Through What is Life?, but especially in the final chapter, in which Schrodinger attempts to reconcile the earlier discussions of genetics with man’s inherent sense of freedom of will and volition, I was also reminded of Jacques Barzun’s commentaries on modern science, particularly in his From Dawn to Decadence. While Barzun’s writings are packed full of insights, one in particular that has long stood out to me is his contention that modern genetics, and the sort of determinism it posits, is, in a sense, part of a return to the fatalism of the ancients. Schrodinger’s appeal to Upanishadic monism as the means of reconciliation between modern physics and human freedom certainly seems to be a demonstration of Barzun’s observation.

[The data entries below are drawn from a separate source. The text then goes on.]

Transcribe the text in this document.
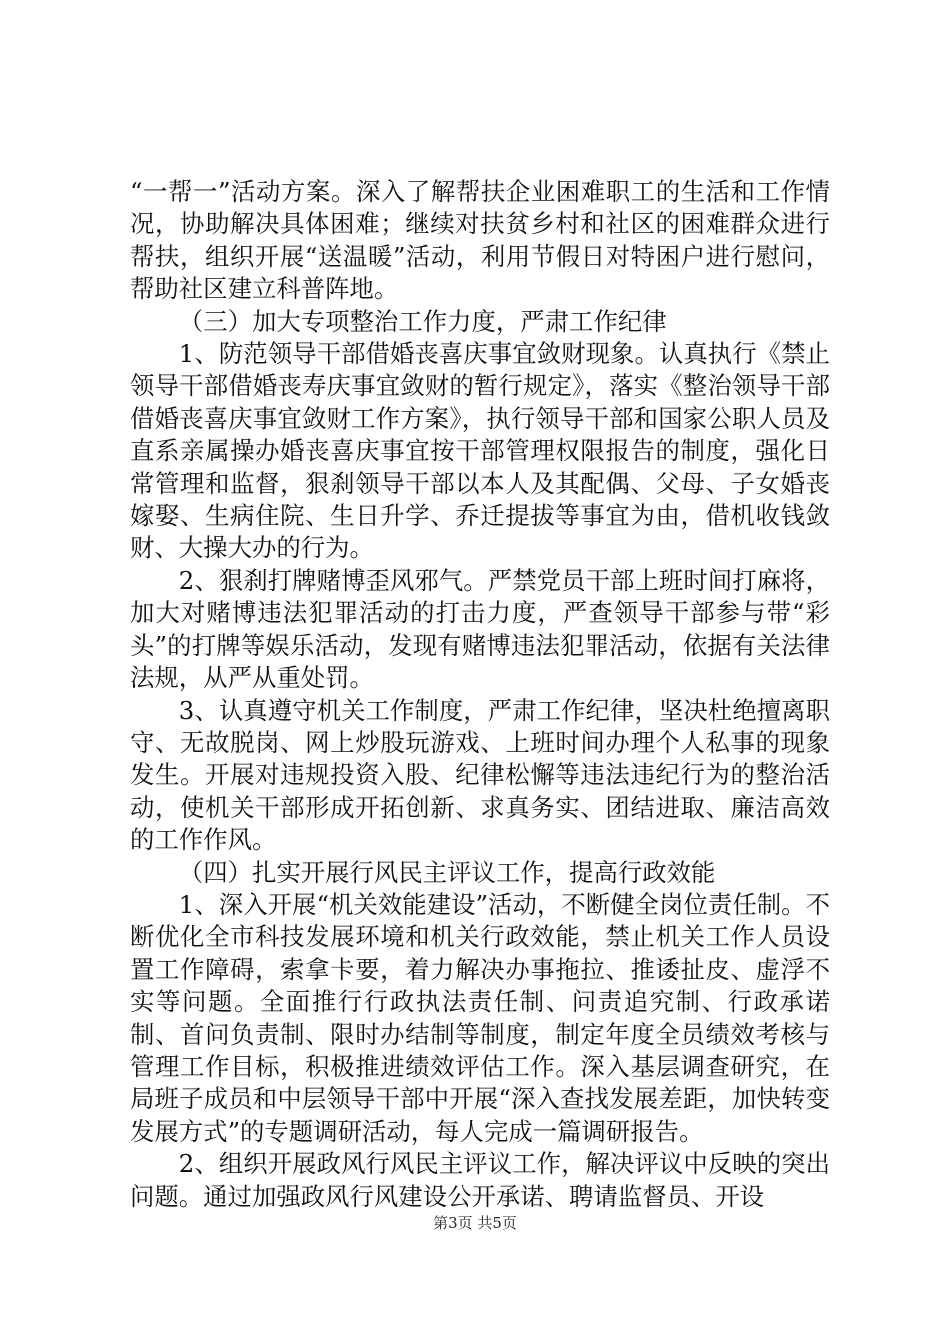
“一帮一”活动方案。深入了解帮扶企业困难职工的生活和工作情况，协助解决具体困难；继续对扶贫乡村和社区的困难群众进行帮扶，组织开展“送温暖”活动，利用节假日对特困户进行慰问，帮助社区建立科普阵地。

（三）加大专项整治工作力度，严肃工作纪律

1、防范领导干部借婚丧喜庆事宜敛财现象。认真执行《禁止领导干部借婚丧寿庆事宜敛财的暂行规定》，落实《整治领导干部借婚丧喜庆事宜敛财工作方案》，执行领导干部和国家公职人员及直系亲属操办婚丧喜庆事宜按干部管理权限报告的制度，强化日常管理和监督，狠刹领导干部以本人及其配偶、父母、子女婚丧嫁娶、生病住院、生日升学、乔迁提拔等事宜为由，借机收钱敛财、大操大办的行为。

2、狠刹打牌赌博歪风邪气。严禁党员干部上班时间打麻将，加大对赌博违法犯罪活动的打击力度，严查领导干部参与带“彩头”的打牌等娱乐活动，发现有赌博违法犯罪活动，依据有关法律法规，从严从重处罚。

3、认真遵守机关工作制度，严肃工作纪律，坚决杜绝擅离职守、无故脱岗、网上炒股玩游戏、上班时间办理个人私事的现象发生。开展对违规投资入股、纪律松懈等违法违纪行为的整治活动，使机关干部形成开拓创新、求真务实、团结进取、廉洁高效的工作作风。

（四）扎实开展行风民主评议工作，提高行政效能

1、深入开展“机关效能建设”活动，不断健全岗位责任制。不断优化全市科技发展环境和机关行政效能，禁止机关工作人员设置工作障碍，索拿卡要，着力解决办事拖拉、推诿扯皮、虚浮不实等问题。全面推行行政执法责任制、问责追究制、行政承诺制、首问负责制、限时办结制等制度，制定年度全员绩效考核与管理工作目标，积极推进绩效评估工作。深入基层调查研究，在局班子成员和中层领导干部中开展“深入查找发展差距，加快转变发展方式”的专题调研活动，每人完成一篇调研报告。

2、组织开展政风行风民主评议工作，解决评议中反映的突出问题。通过加强政风行风建设公开承诺、聘请监督员、开设

第3页 共5页
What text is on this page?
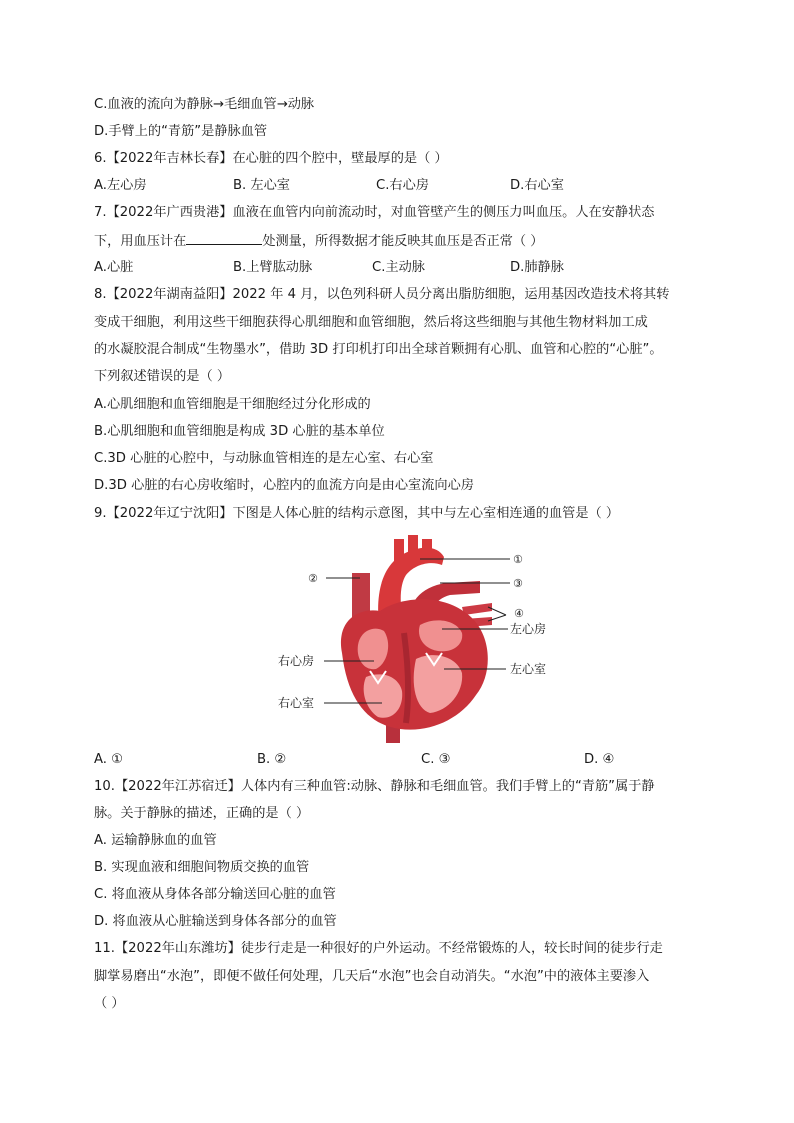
C.血液的流向为静脉→毛细血管→动脉
D.手臂上的“青筋”是静脉血管
6.【2022年吉林长春】在心脏的四个腔中，壁最厚的是（ ）
A.左心房	B. 左心室	C.右心房	D.右心室
7.【2022年广西贵港】血液在血管内向前流动时，对血管壁产生的侧压力叫血压。人在安静状态
下，用血压计在	处测量，所得数据才能反映其血压是否正常（ ）
A.心脏	B.上臂肱动脉	C.主动脉	D.肺静脉
8.【2022年湖南益阳】2022 年 4 月，以色列科研人员分离出脂肪细胞，运用基因改造技术将其转
变成干细胞，利用这些干细胞获得心肌细胞和血管细胞，然后将这些细胞与其他生物材料加工成
的水凝胶混合制成“生物墨水”，借助 3D 打印机打印出全球首颗拥有心肌、血管和心腔的“心脏”。
下列叙述错误的是（ ）
A.心肌细胞和血管细胞是干细胞经过分化形成的
B.心肌细胞和血管细胞是构成 3D 心脏的基本单位
C.3D 心脏的心腔中，与动脉血管相连的是左心室、右心室
D.3D 心脏的右心房收缩时，心腔内的血流方向是由心室流向心房
9.【2022年辽宁沈阳】下图是人体心脏的结构示意图，其中与左心室相连通的血管是（ ）
①
②	③
④
左心房
右心房
左心室
右心室
A. ①	B. ②	C. ③	D. ④
10.【2022年江苏宿迁】人体内有三种血管:动脉、静脉和毛细血管。我们手臂上的“青筋”属于静
脉。关于静脉的描述，正确的是（ ）
A. 运输静脉血的血管
B. 实现血液和细胞间物质交换的血管
C. 将血液从身体各部分输送回心脏的血管
D. 将血液从心脏输送到身体各部分的血管
11.【2022年山东潍坊】徒步行走是一种很好的户外运动。不经常锻炼的人，较长时间的徒步行走
脚掌易磨出“水泡”，即便不做任何处理，几天后“水泡”也会自动消失。“水泡”中的液体主要渗入
（ ）
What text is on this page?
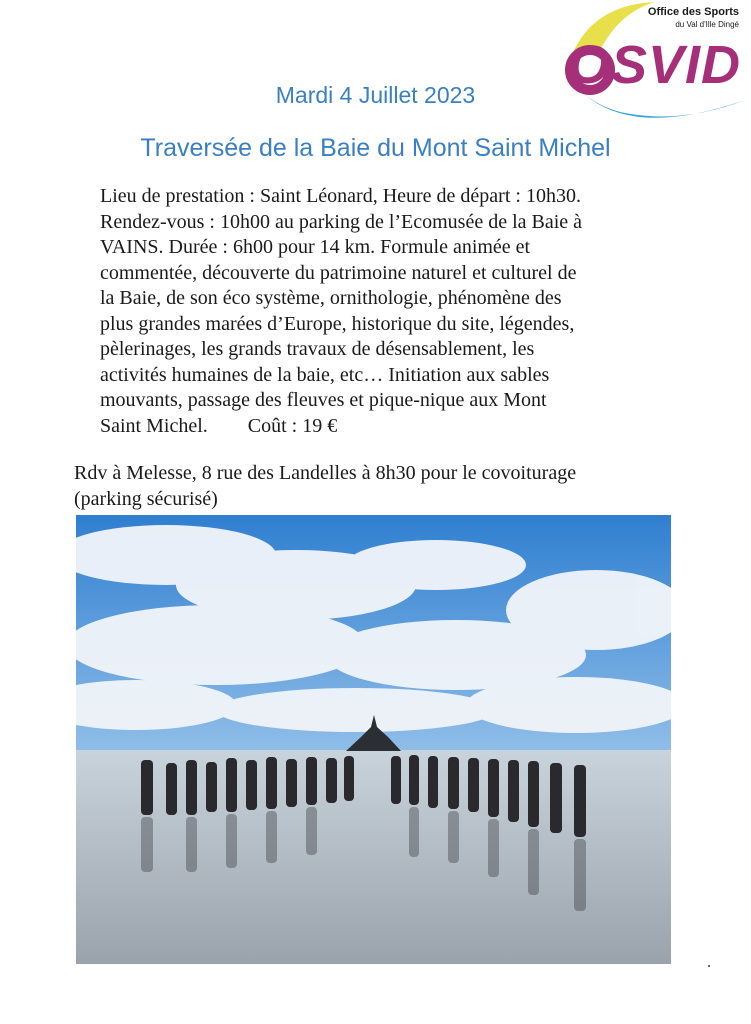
Office des Sports
du Val d'Ille Dingé
OSVID
Mardi 4 Juillet 2023
Traversée de la Baie du Mont Saint Michel

Lieu de prestation : Saint Léonard, Heure de départ : 10h30.
Rendez-vous : 10h00 au parking de l’Ecomusée de la Baie à
VAINS. Durée : 6h00 pour 14 km. Formule animée et
commentée, découverte du patrimoine naturel et culturel de
la Baie, de son éco système, ornithologie, phénomène des
plus grandes marées d’Europe, historique du site, légendes,
pèlerinages, les grands travaux de désensablement, les
activités humaines de la baie, etc… Initiation aux sables
mouvants, passage des fleuves et pique-nique aux Mont
Saint Michel.        Coût : 19 €

Rdv à Melesse, 8 rue des Landelles à 8h30 pour le covoiturage
(parking sécurisé)
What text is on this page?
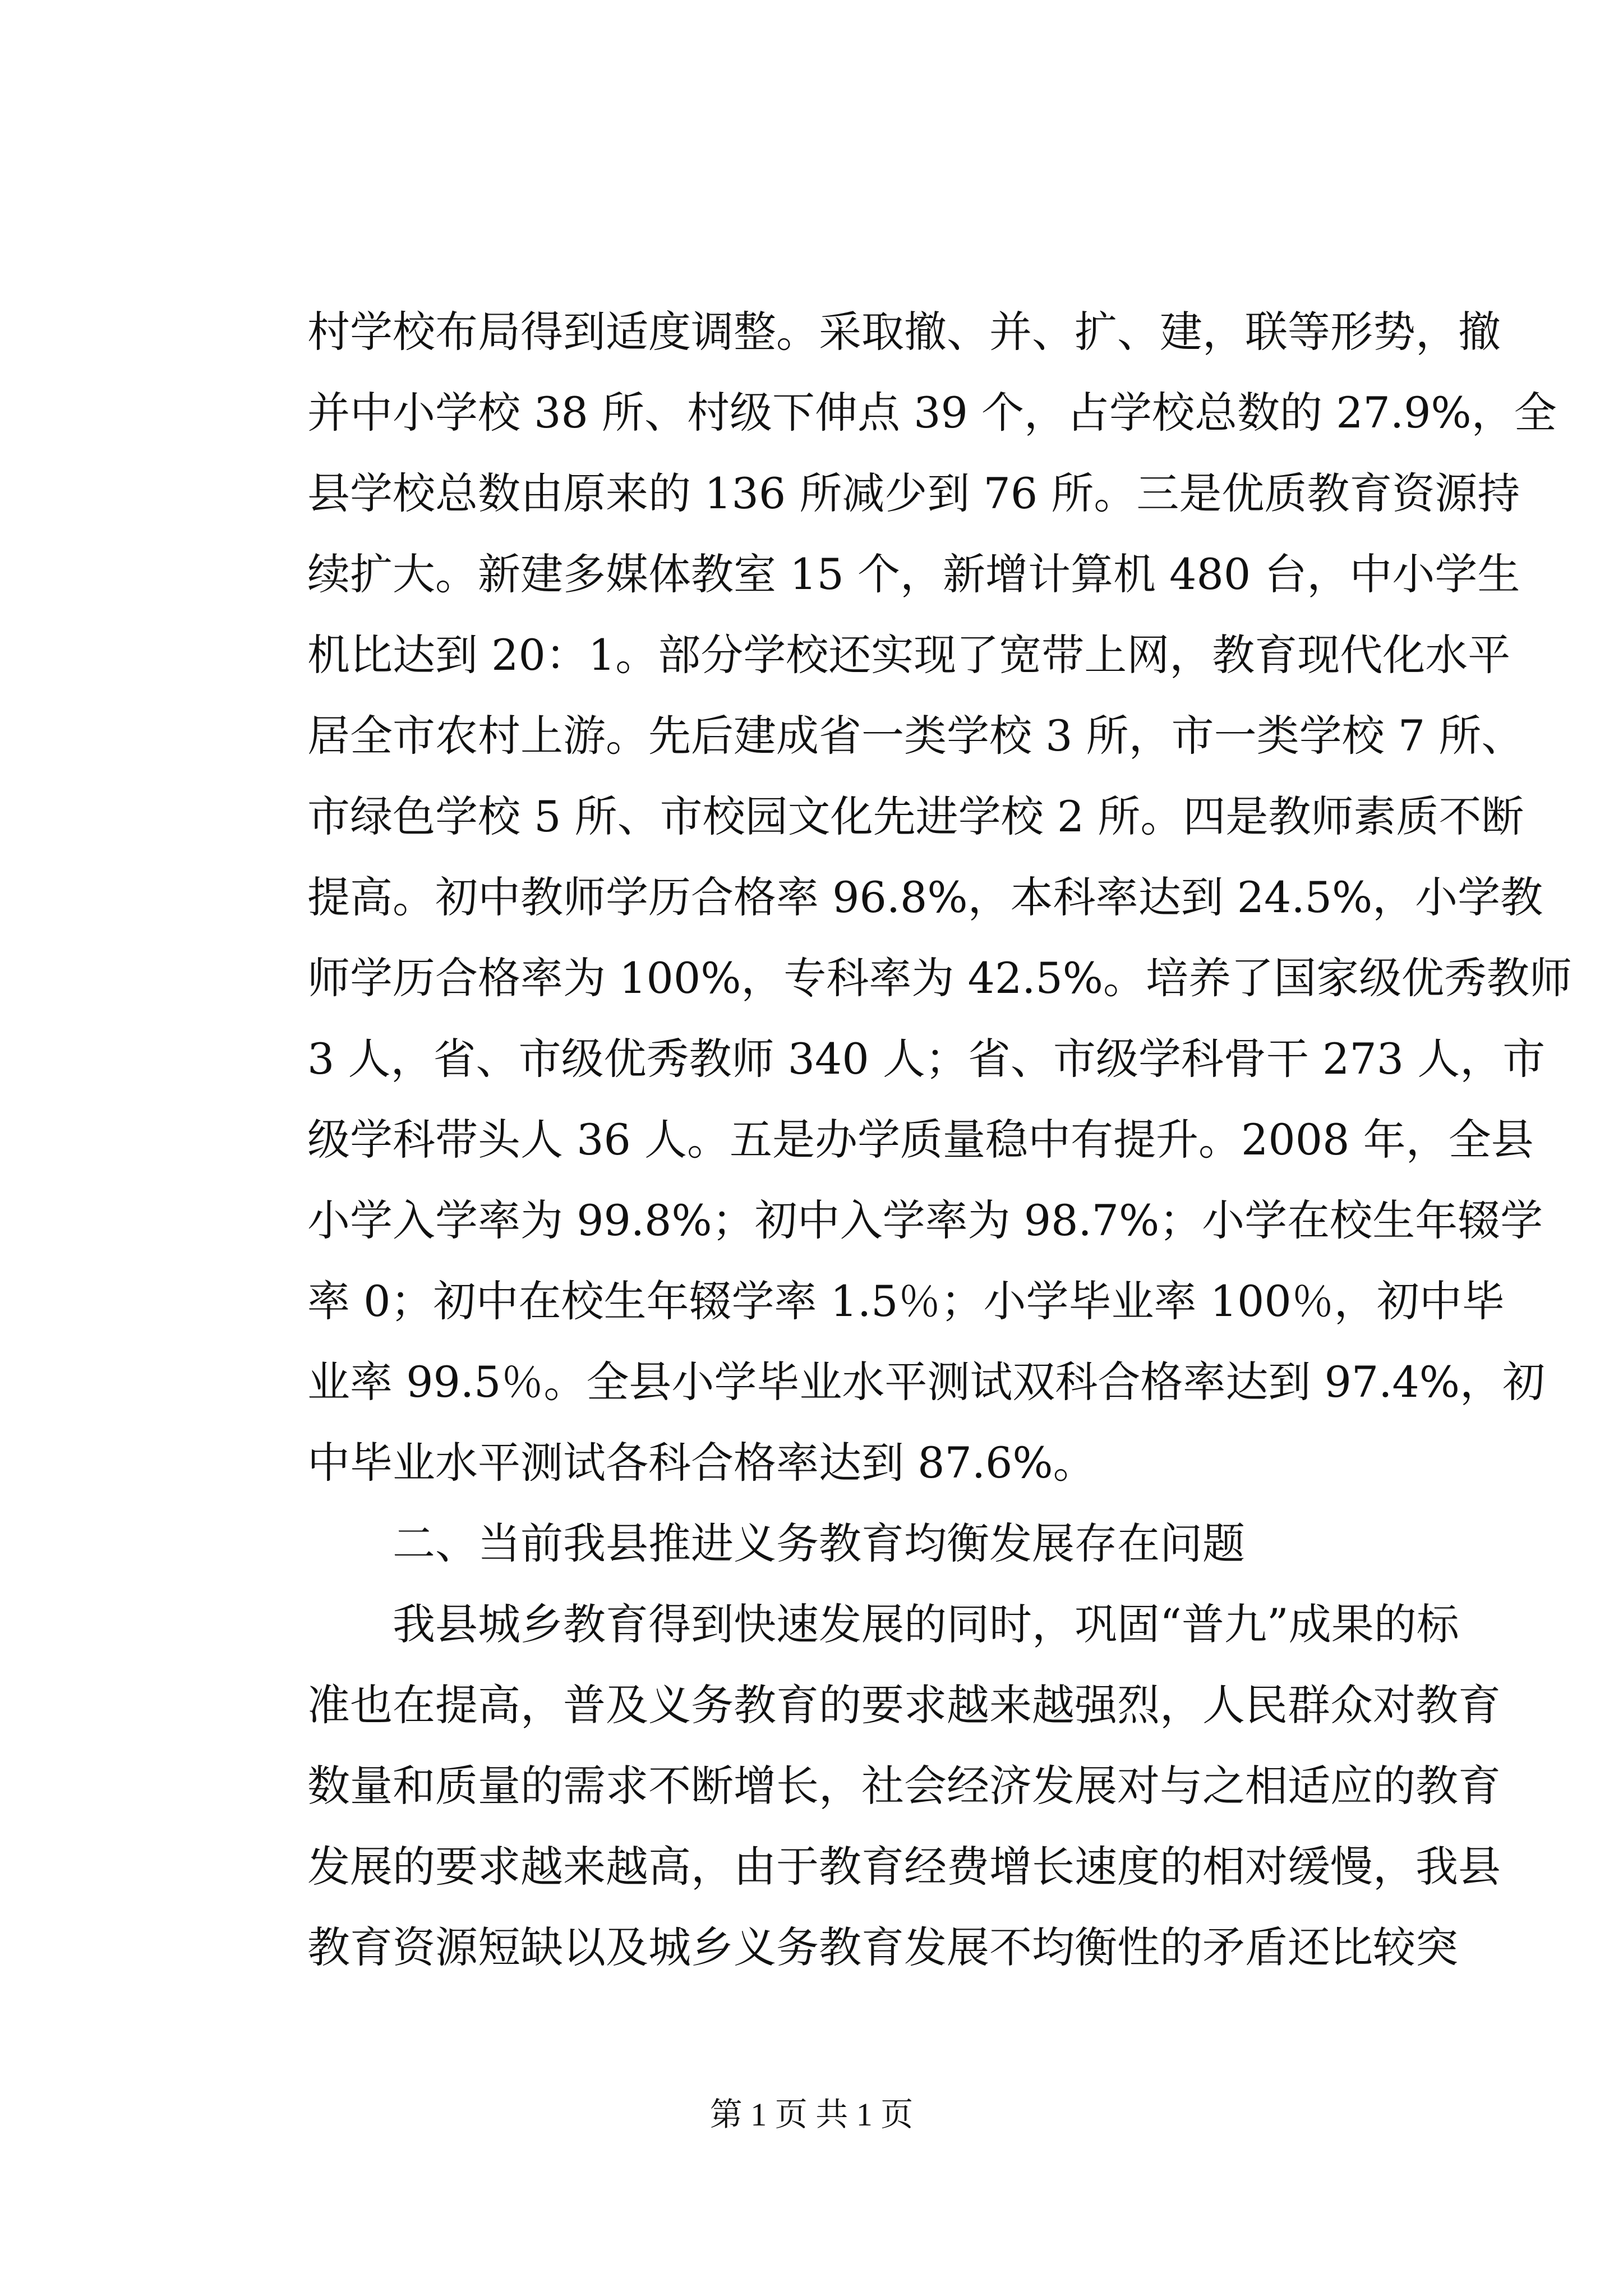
村学校布局得到适度调整。采取撤、并、扩、建，联等形势，撤
并中小学校 38 所、村级下伸点 39 个，占学校总数的 27.9%，全
县学校总数由原来的 136 所减少到 76 所。三是优质教育资源持
续扩大。新建多媒体教室 15 个，新增计算机 480 台，中小学生
机比达到 20：1。部分学校还实现了宽带上网，教育现代化水平
居全市农村上游。先后建成省一类学校 3 所，市一类学校 7 所、
市绿色学校 5 所、市校园文化先进学校 2 所。四是教师素质不断
提高。初中教师学历合格率 96.8%，本科率达到 24.5%，小学教
师学历合格率为 100%，专科率为 42.5%。培养了国家级优秀教师
3 人，省、市级优秀教师 340 人；省、市级学科骨干 273 人，市
级学科带头人 36 人。五是办学质量稳中有提升。2008 年，全县
小学入学率为 99.8%；初中入学率为 98.7%；小学在校生年辍学
率 0；初中在校生年辍学率 1.5％；小学毕业率 100％，初中毕
业率 99.5％。全县小学毕业水平测试双科合格率达到 97.4%，初
中毕业水平测试各科合格率达到 87.6%。
二、当前我县推进义务教育均衡发展存在问题
我县城乡教育得到快速发展的同时，巩固“普九”成果的标
准也在提高，普及义务教育的要求越来越强烈，人民群众对教育
数量和质量的需求不断增长，社会经济发展对与之相适应的教育
发展的要求越来越高，由于教育经费增长速度的相对缓慢，我县
教育资源短缺以及城乡义务教育发展不均衡性的矛盾还比较突
第 1 页 共 1 页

And just as the modern world has, in some sense, cycled around to give the ancient superstitions another turn, so will we next month. It seems quite fitting to launch now, as we will, into Homer’s Illiad, a story about the relationship between fate and freedom.

Book review: The Mind of the Universe: Understanding Science and Religion by Mariano Artigas

On one extreme of the debate concerning science and religion today are those who mistake the stagnant and mechanistic view of the universe propagating by certain Enlightenment thinkers for the mainstream of Christian thought. On the other extreme are those who mistake the naturalistic methodology of modern science for a system of metaphysics. Both extremes, the creationists and the atheists/physicalists, ultimately undermine science itself. Each wants to reduce science to a state in which it cannot function and to undermine the two foundational pillars of Western Civilization: faith and reason.
In this book, Father Mariano Artigas sets the record straight, philosophically, historically, and theologically. He begins by giving us a tour of the history of science and where the ontological and epistemological presuppositions that underpin it emerged from. He moves on to demonstrating that without these presuppositions, which are being undermined by extreme movements within and around science, science itself must cease to exist as we know it and all scientific knowledge is undermined. Finally, he offers us a vision of a worldview that takes both science and religion, or physics and metaphysics, into account in a serious way and integrates the entirety of the human experience.
Throughout, Artigas is thorough in both his argumentation and his documentation. There is hardly a page in his book without references to some of the greatest thinkers of the modern era or of earlier periods, such as Thomas Kuhn, Thomas Aquinas, and Karl Popper. There is hardly an assertion put forward for which he does not provide a great deal of substantiating evidence and heavy argumentation.
Artigas’s book is a needed corrective both to those who posit an anti-scientific creationism and those who posit an overly scientific scientism. To the creationists, he shows that science is the natural outgrowth of Judeo-Christian thought and that its recent findings fit perfectly well in line with the traditional Christian view of the universe as evolutionary, emergent, and creative. To the scientistic naturalists, he demonstrates that such a view does not and cannot follow logically from science itself and even moves in opposition to the newest findings of scientific research. To all of us, he shows a vision of the universe as guided by a Great Mind with whom we must choose to come into communion and cooperation.